Please allow me to introduce you to December’s Storytime Guerrilla of the Month, Kristen Bodine. Kristen is a children’s librarian at the Louisville Public Library in Louisville, Colorado. She is on the Steering Committee of the Colorado Librarians for Early Literacy (CLEL) and blogs weekly early literacy tips on CLEL’s blog. She’s been a children’s librarian for a year and a half, and before that she was a teen librarian. Kristen loves storytime and thinks she has the best job ever. In her spare time she reads, is trying to finish this year’s NaNoWriMo novel, crochets, and loves to cook.
Q: How did you come to be a storytime practitioner?
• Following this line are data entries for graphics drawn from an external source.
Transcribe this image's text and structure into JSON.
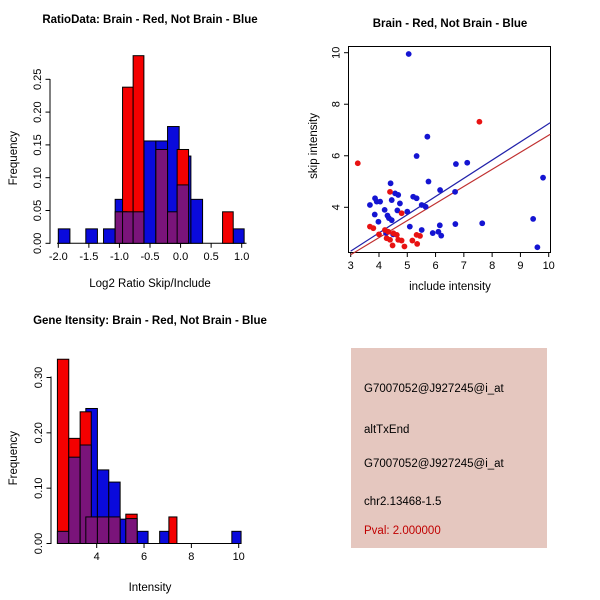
{
  "window_background": "#ffffff",
  "palette": {
    "hist_blue": "#0A0ADC",
    "hist_red": "#F40000",
    "hist_overlap": "#7A147A",
    "bar_border": "#000000",
    "point_blue": "#1414D2",
    "point_red": "#E81212",
    "line_blue": "#2222AA",
    "line_red": "#C03030",
    "axis_color": "#000000",
    "info_bg": "#E5C7BF",
    "info_text": "#000000",
    "pval_text": "#C00000"
  },
  "chart_data": [
    {
      "type": "bar",
      "variant": "overlaid-histogram",
      "title": "RatioData: Brain - Red, Not Brain - Blue",
      "xlabel": "Log2 Ratio Skip/Include",
      "ylabel": "Frequency",
      "legend_note": "Brain = red, Not Brain = blue, overlap = purple",
      "xlim": [
        -2.15,
        1.1
      ],
      "ylim": [
        0,
        0.29
      ],
      "grid": false,
      "xticks": [
        -2.0,
        -1.5,
        -1.0,
        -0.5,
        0.0,
        0.5,
        1.0
      ],
      "xtick_labels": [
        "-2.0",
        "-1.5",
        "-1.0",
        "-0.5",
        "0.0",
        "0.5",
        "1.0"
      ],
      "yticks": [
        0.0,
        0.05,
        0.1,
        0.15,
        0.2,
        0.25
      ],
      "ytick_labels": [
        "0.00",
        "0.05",
        "0.10",
        "0.15",
        "0.20",
        "0.25"
      ],
      "bars": [
        {
          "x0": -2.0,
          "x1": -1.81,
          "h": 0.022,
          "c": "blue"
        },
        {
          "x0": -1.55,
          "x1": -1.36,
          "h": 0.022,
          "c": "blue"
        },
        {
          "x0": -1.26,
          "x1": -1.07,
          "h": 0.022,
          "c": "blue"
        },
        {
          "x0": -1.07,
          "x1": -0.88,
          "h": 0.067,
          "c": "blue"
        },
        {
          "x0": -0.6,
          "x1": -0.404,
          "h": 0.156,
          "c": "blue"
        },
        {
          "x0": -0.404,
          "x1": -0.213,
          "h": 0.156,
          "c": "blue"
        },
        {
          "x0": -0.213,
          "x1": -0.023,
          "h": 0.178,
          "c": "blue"
        },
        {
          "x0": -0.023,
          "x1": 0.169,
          "h": 0.133,
          "c": "blue"
        },
        {
          "x0": 0.169,
          "x1": 0.36,
          "h": 0.067,
          "c": "blue"
        },
        {
          "x0": 0.861,
          "x1": 1.04,
          "h": 0.022,
          "c": "blue"
        },
        {
          "x0": -0.949,
          "x1": -0.776,
          "h": 0.238,
          "c": "red"
        },
        {
          "x0": -0.776,
          "x1": -0.6,
          "h": 0.286,
          "c": "red"
        },
        {
          "x0": -0.056,
          "x1": 0.131,
          "h": 0.143,
          "c": "red"
        },
        {
          "x0": 0.687,
          "x1": 0.861,
          "h": 0.048,
          "c": "red"
        },
        {
          "x0": -1.07,
          "x1": -0.88,
          "h": 0.048,
          "c": "overlap"
        },
        {
          "x0": -0.949,
          "x1": -0.776,
          "h": 0.048,
          "c": "overlap"
        },
        {
          "x0": -0.776,
          "x1": -0.6,
          "h": 0.048,
          "c": "overlap"
        },
        {
          "x0": -0.404,
          "x1": -0.213,
          "h": 0.143,
          "c": "overlap"
        },
        {
          "x0": -0.213,
          "x1": -0.023,
          "h": 0.048,
          "c": "overlap"
        },
        {
          "x0": -0.056,
          "x1": 0.131,
          "h": 0.089,
          "c": "overlap"
        }
      ]
    },
    {
      "type": "scatter",
      "title": "Brain - Red, Not Brain - Blue",
      "xlabel": "include intensity",
      "ylabel": "skip intensity",
      "xlim": [
        2.92,
        10.07
      ],
      "ylim": [
        2.25,
        10.22
      ],
      "grid": false,
      "box": true,
      "xticks": [
        3,
        4,
        5,
        6,
        7,
        8,
        9,
        10
      ],
      "xtick_labels": [
        "3",
        "4",
        "5",
        "6",
        "7",
        "8",
        "9",
        "10"
      ],
      "yticks": [
        4,
        6,
        8,
        10
      ],
      "ytick_labels": [
        "4",
        "6",
        "8",
        "10"
      ],
      "series": [
        {
          "name": "Not Brain",
          "color": "blue",
          "points": [
            [
              5.05,
              9.95
            ],
            [
              5.71,
              6.74
            ],
            [
              5.33,
              5.99
            ],
            [
              6.72,
              5.68
            ],
            [
              7.12,
              5.73
            ],
            [
              9.8,
              5.15
            ],
            [
              5.75,
              5.0
            ],
            [
              4.41,
              4.93
            ],
            [
              4.57,
              4.54
            ],
            [
              4.68,
              4.48
            ],
            [
              6.16,
              4.67
            ],
            [
              6.69,
              4.6
            ],
            [
              3.86,
              4.35
            ],
            [
              3.92,
              4.22
            ],
            [
              4.45,
              4.28
            ],
            [
              4.74,
              4.15
            ],
            [
              5.21,
              4.41
            ],
            [
              5.33,
              4.35
            ],
            [
              4.04,
              4.22
            ],
            [
              5.51,
              4.09
            ],
            [
              5.65,
              4.02
            ],
            [
              3.68,
              4.09
            ],
            [
              4.2,
              3.9
            ],
            [
              4.65,
              3.88
            ],
            [
              5.0,
              3.83
            ],
            [
              3.85,
              3.72
            ],
            [
              4.3,
              3.68
            ],
            [
              4.35,
              3.58
            ],
            [
              3.98,
              3.44
            ],
            [
              4.45,
              3.5
            ],
            [
              9.45,
              3.55
            ],
            [
              5.09,
              3.25
            ],
            [
              5.51,
              3.12
            ],
            [
              6.15,
              3.3
            ],
            [
              6.7,
              3.35
            ],
            [
              7.65,
              3.38
            ],
            [
              4.25,
              3.0
            ],
            [
              4.5,
              2.95
            ],
            [
              6.1,
              3.05
            ],
            [
              6.2,
              2.9
            ],
            [
              5.9,
              3.0
            ],
            [
              9.6,
              2.45
            ]
          ]
        },
        {
          "name": "Brain",
          "color": "red",
          "points": [
            [
              3.25,
              5.71
            ],
            [
              7.55,
              7.32
            ],
            [
              4.39,
              4.6
            ],
            [
              4.8,
              3.77
            ],
            [
              3.68,
              3.25
            ],
            [
              3.8,
              3.19
            ],
            [
              4.21,
              3.12
            ],
            [
              4.33,
              3.05
            ],
            [
              5.33,
              2.93
            ],
            [
              5.45,
              2.89
            ],
            [
              4.51,
              2.99
            ],
            [
              4.63,
              2.93
            ],
            [
              4.0,
              2.95
            ],
            [
              4.27,
              2.8
            ],
            [
              4.39,
              2.74
            ],
            [
              4.68,
              2.74
            ],
            [
              4.8,
              2.71
            ],
            [
              5.18,
              2.71
            ],
            [
              4.9,
              2.48
            ],
            [
              5.35,
              2.58
            ],
            [
              4.48,
              2.52
            ]
          ]
        }
      ],
      "lines": [
        {
          "color": "blue",
          "x1": 3.0,
          "y1": 2.3,
          "x2": 10.05,
          "y2": 7.28
        },
        {
          "color": "red",
          "x1": 3.0,
          "y1": 2.16,
          "x2": 10.05,
          "y2": 6.83
        }
      ]
    },
    {
      "type": "bar",
      "variant": "overlaid-histogram",
      "title": "Gene Itensity: Brain - Red, Not Brain - Blue",
      "xlabel": "Intensity",
      "ylabel": "Frequency",
      "legend_note": "Brain = red, Not Brain = blue, overlap = purple",
      "xlim": [
        2.2,
        10.3
      ],
      "ylim": [
        0,
        0.34
      ],
      "grid": false,
      "xticks": [
        4,
        6,
        8,
        10
      ],
      "xtick_labels": [
        "4",
        "6",
        "8",
        "10"
      ],
      "yticks": [
        0.0,
        0.1,
        0.2,
        0.3
      ],
      "ytick_labels": [
        "0.00",
        "0.10",
        "0.20",
        "0.30"
      ],
      "bars": [
        {
          "x0": 3.54,
          "x1": 4.03,
          "h": 0.244,
          "c": "blue"
        },
        {
          "x0": 4.03,
          "x1": 4.51,
          "h": 0.133,
          "c": "blue"
        },
        {
          "x0": 4.51,
          "x1": 4.99,
          "h": 0.111,
          "c": "blue"
        },
        {
          "x0": 4.99,
          "x1": 5.45,
          "h": 0.044,
          "c": "blue"
        },
        {
          "x0": 5.71,
          "x1": 6.17,
          "h": 0.022,
          "c": "blue"
        },
        {
          "x0": 6.66,
          "x1": 7.05,
          "h": 0.022,
          "c": "blue"
        },
        {
          "x0": 9.71,
          "x1": 10.1,
          "h": 0.022,
          "c": "blue"
        },
        {
          "x0": 2.34,
          "x1": 2.82,
          "h": 0.333,
          "c": "red"
        },
        {
          "x0": 2.82,
          "x1": 3.3,
          "h": 0.19,
          "c": "red"
        },
        {
          "x0": 3.3,
          "x1": 3.77,
          "h": 0.238,
          "c": "red"
        },
        {
          "x0": 5.23,
          "x1": 5.71,
          "h": 0.053,
          "c": "red"
        },
        {
          "x0": 7.05,
          "x1": 7.39,
          "h": 0.048,
          "c": "red"
        },
        {
          "x0": 2.34,
          "x1": 2.82,
          "h": 0.022,
          "c": "overlap"
        },
        {
          "x0": 2.82,
          "x1": 3.3,
          "h": 0.156,
          "c": "overlap"
        },
        {
          "x0": 3.3,
          "x1": 3.77,
          "h": 0.178,
          "c": "overlap"
        },
        {
          "x0": 3.54,
          "x1": 4.03,
          "h": 0.048,
          "c": "overlap"
        },
        {
          "x0": 4.03,
          "x1": 4.51,
          "h": 0.048,
          "c": "overlap"
        },
        {
          "x0": 4.51,
          "x1": 4.99,
          "h": 0.048,
          "c": "overlap"
        },
        {
          "x0": 5.23,
          "x1": 5.71,
          "h": 0.045,
          "c": "overlap"
        }
      ]
    }
  ],
  "info_panel": {
    "lines": [
      {
        "text": "G7007052@J927245@i_at",
        "style": "color:#000000"
      },
      {
        "text": "altTxEnd",
        "style": "color:#000000"
      },
      {
        "text": "G7007052@J927245@i_at",
        "style": "color:#000000"
      },
      {
        "text": "chr2.13468-1.5",
        "style": "color:#000000"
      },
      {
        "text": "Pval: 2.000000",
        "style": "color:#C00000"
      }
    ]
  }
}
Kristen: I started my librarian life as a teen librarian. I always wanted to work in youth services, and I loved working with teens, but when I was offered the chance to work with children, I was really excited. I think early literacy is so important, and wanted the opportunity to work with the really young to hook them on books and reading right away. Luckily for me, when I started my job, I had a few months to settle in before I was responsible for running my own storytimes. I used that time to read, read, read as many picture books as possible, and observe storytimes to see what might work for me. It also gave me time to think about the differences in working with teens and kids and how I could apply what I had learned with teens to kids. I feel like the most important thing I’ve figured out is that there’s a huge amount of overlap—both kids and teens can often feel like their voices aren’t heard and are looking for someone to really listen to them and engage with them. That’s something I try to keep in mind in my daily work and in my storytimes.
Q: What’s your philosophy for putting together a storytime?
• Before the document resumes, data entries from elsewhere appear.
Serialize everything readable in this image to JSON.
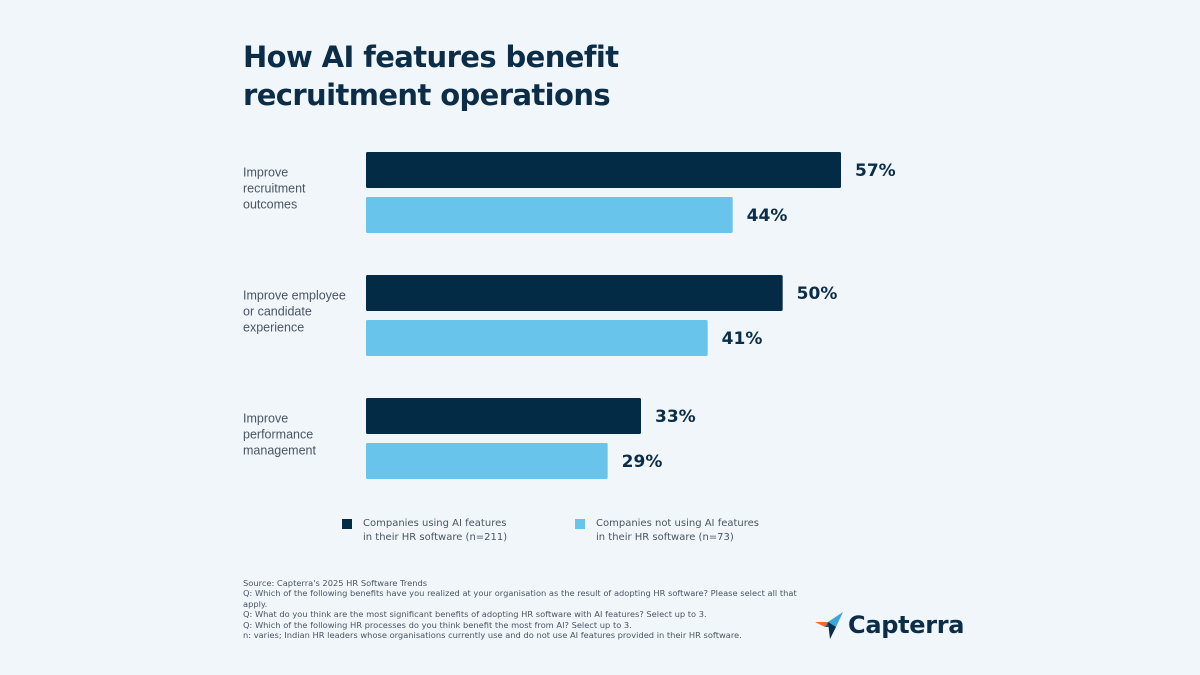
{
  "colors": {
    "background": "#f1f6fb",
    "series_using": "#042b46",
    "series_not_using": "#69c4ec",
    "text_dark": "#0b2d47",
    "text_muted": "#4a5561",
    "logo_orange": "#f26b2a",
    "logo_blue": "#3ea3d9",
    "logo_navy": "#0b2d47"
  },
  "chart_data": {
    "type": "bar",
    "orientation": "horizontal",
    "title": "How AI features benefit recruitment operations",
    "xlabel": "",
    "ylabel": "",
    "value_unit": "%",
    "xlim": [
      0,
      57
    ],
    "grid": false,
    "legend_position": "bottom",
    "categories": [
      [
        "Improve",
        "recruitment",
        "outcomes"
      ],
      [
        "Improve employee",
        "or candidate",
        "experience"
      ],
      [
        "Improve",
        "performance",
        "management"
      ]
    ],
    "series": [
      {
        "name": "Companies using AI features in their HR software (n=211)",
        "legend_lines": [
          "Companies using AI features",
          "in their HR software (n=211)"
        ],
        "color": "#042b46",
        "values": [
          57,
          50,
          33
        ],
        "labels": [
          "57%",
          "50%",
          "33%"
        ]
      },
      {
        "name": "Companies not using AI features in their HR software (n=73)",
        "legend_lines": [
          "Companies not using AI features",
          "in their HR software (n=73)"
        ],
        "color": "#69c4ec",
        "values": [
          44,
          41,
          29
        ],
        "labels": [
          "44%",
          "41%",
          "29%"
        ]
      }
    ]
  },
  "header": {
    "title": "How AI features benefit recruitment operations"
  },
  "legend": {
    "items": [
      {
        "line1": "Companies using AI features",
        "line2": "in their HR software (n=211)"
      },
      {
        "line1": "Companies not using AI features",
        "line2": "in their HR software (n=73)"
      }
    ]
  },
  "footnote": {
    "lines": [
      "Source: Capterra's 2025 HR Software Trends",
      "Q: Which of the following benefits have you realized at your organisation as the result of adopting HR software? Please select all that apply.",
      "Q: What do you think are the most significant benefits of adopting HR software with AI features? Select up to 3.",
      "Q: Which of the following HR processes do you think benefit the most from AI? Select up to 3.",
      "n: varies; Indian HR leaders whose organisations currently use and do not use AI features provided in their HR software."
    ]
  },
  "logo": {
    "text": "Capterra",
    "icon": "capterra-arrow-icon"
  }
}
Kristen: I would say my general philosophy is to make it valuable, make it fun, and make it age appropriate. I do three storytimes a week: babies, toddlers, and preschoolers. That gives me the opportunity to really gear storytimes to all of these unique age groups and their developmental needs. I want to make sure that parents are walking away with knowledge about early literacy and how storytimes support that. I also want to make sure that the books/rhymes/etc. that I’m choosing are going to work with the age group for whatever storytime I’m planning. What’s most important to me is that I make it fun! Storytime is one of my favorite things every week, and I try to make sure that everything I’m doing in storytime is fun for me, which usually translates to being fun for the kids. So my first questions are: “Am I basing this around early literacy?” and “Is this age appropriate?” After that, I have to ask: “Is it fun?”
Q: What one storytime skill are you really, really great at? Okay, you can share two things.
Kristen: I love being a goofball and getting silly with the kids. I think I get at least as excited as they do when we sing the banana song or do Zoom, Zoom or some of my other favorite action rhymes and fingerplays. I also pick lots of silly books, because yelling, flailing, and overdramatic crying are some of my favorite things to do in storytime. I think another skill I have—and this is definitely a learned skill that I’m honing with every storytime I do—is being incredibly flexible with the storytime plan. If something isn’t working, I’m not afraid to stop it, and move on to the next thing and try that instead.
If you had free reign to try anything in storytime, what would it be?
Kristen: I’d really love to have more instruments and live music in storytime. I saw a presentation by a music teacher who showed us all how she did a drum circle with kids and that made me want to buy a set of storytime drums so badly! My coworker plays the guitar and when she brings it to storytime the magic of live music is so wonderful to watch. I’ve been thinking about trying my hand at learning an instrument of my own to bring that element in—maybe the ukulele.
Q: How do you go about continuing to develop your storytime skills?
Kristen: I’ve been thinking about this a lot lately, as I’ve realized that I’ve become so much more comfortable with storytimes over the past few months, but that every storytime is a learning experience. And I hope I’m never NOT trying new things in storytime and building upon my skill set, to keep it fresh for me and the kids. Trying new things, and learning from them, is the best way to keep getting better at providing storytimes. I also have a wonderful coworker who has a lot of storytime experience, and has been a great sounding board for me to figure out solutions to problems, suggest great books that work really well, and think about how to continually make my storytimes better. I try to attend as many storytime swaps as I can, and whenever I meet another children’s librarian I make sure to ask about his or her favorite books and activities. And the blogosphere has been hugely helpful to me. Children’s librarians are so generous in sharing what they do—I love to read about what other people do in storytime and I’ve learned so much from different blogs that help me to create engaging storytimes.